Toshiki Matsumura serves as Manager of the Corporate Communications Department of Toray Industries, Inc. Toray currently conductsits business in 26 countries and regions.

 Impressed by Toray’s innovative solution, Boeing adopted Toray’s carbon fiber as the material for its Boeing 777 tail assembly in 1989. In the years that followed, the use of carbon fiber expanded with each newly developed aircraft, and in 2009, the Boeing 787 took its maiden flight as an innovative model featuring carbon fiber in the fuselage, main wing, central wing and tail assembly. Today, this Boeing 787 is owned and/or operated by 69 airlines and leasing companies in 49 countries around the world.
 
 Backed by such successes, Toray conducted a worldwide capital investment of USD 3.6 billion (JPY 400 billion) in the three-year period spanning fiscal years 2014 to 2016. Approximately 60% of this investment was in North and South America, Asia, emerging countries, and the European Union. As a result, the company has a total of 28,371 employees overseas as of March 2017. In addition, Toray concluded a comprehensive, long-term supply contract with Boeing in 2015 to provide carbon fiber for the new 777X aircraft, and invested USD 446 million (JPY 50 billion) for a U.S. production facility in Spartanburg County, South Carolina that is now under construction. This investment is the first step of a USD 893 million (JPY 100 billion) outlay in the U.S. market which Toray intends to complete by 2020.
 
 Matsumura explains, “The scale of the U.S. market is huge. It’s also attractive in that you can conduct your business with peace of mind in an environment where your rights are protected by laws and regulations.
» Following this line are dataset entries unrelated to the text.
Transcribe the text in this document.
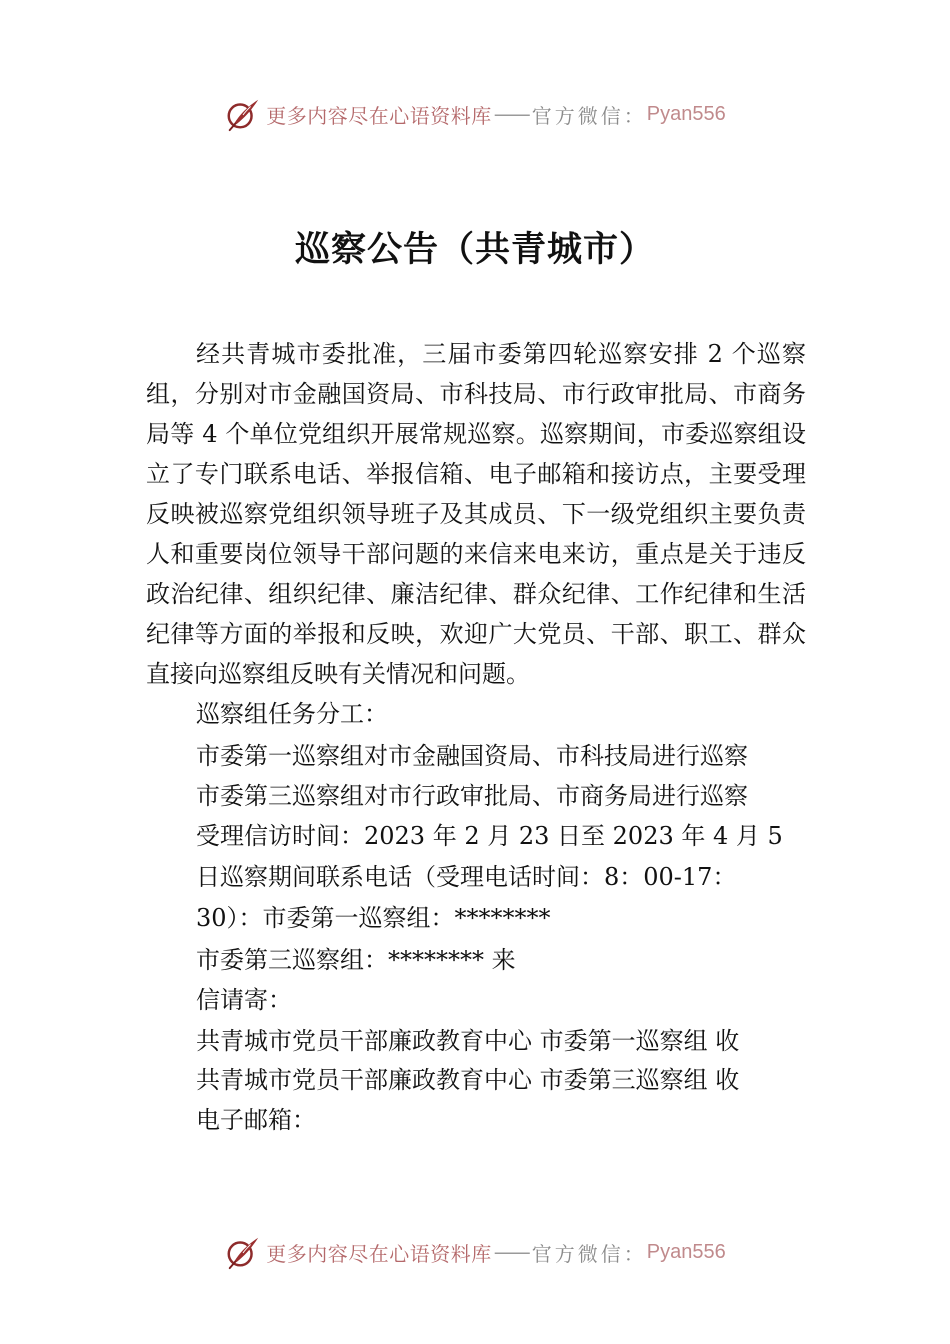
更多内容尽在心语资料库 —— 官方微信： Pyan556
巡察公告（共青城市）

经共青城市委批准，三届市委第四轮巡察安排 2 个巡察组，分别对市金融国资局、市科技局、市行政审批局、市商务局等 4 个单位党组织开展常规巡察。巡察期间，市委巡察组设立了专门联系电话、举报信箱、电子邮箱和接访点，主要受理反映被巡察党组织领导班子及其成员、下一级党组织主要负责人和重要岗位领导干部问题的来信来电来访，重点是关于违反政治纪律、组织纪律、廉洁纪律、群众纪律、工作纪律和生活纪律等方面的举报和反映，欢迎广大党员、干部、职工、群众直接向巡察组反映有关情况和问题。

巡察组任务分工：

市委第一巡察组对市金融国资局、市科技局进行巡察

市委第三巡察组对市行政审批局、市商务局进行巡察

受理信访时间：2023 年 2 月 23 日至 2023 年 4 月 5

日巡察期间联系电话（受理电话时间：8：00-17：

30）：市委第一巡察组：********

市委第三巡察组：******** 来

信请寄：

共青城市党员干部廉政教育中心 市委第一巡察组 收

共青城市党员干部廉政教育中心 市委第三巡察组 收

电子邮箱：

更多内容尽在心语资料库 —— 官方微信： Pyan556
For the future, we hope to continue finding success with exciting new projects together with the people of our business bases in the United States and around the world.”

Toray broke ground on a new production facility in South Carolina in 2015, and intends to invest approximately USD 893 million (JPY 100 billion) in the U.S. market by 2020.
Photo: Lindsey Wasson/The Seattle Times

Worldwide Capital Investment Strategy

Toray conducted USD 3.6 billion (JPY 400 billion) in capital investments in the three-year period spanning fiscal 2014 to 2016. Approximately 60% of this investment was in North and South America, Asia, emerging countries, and the European Union.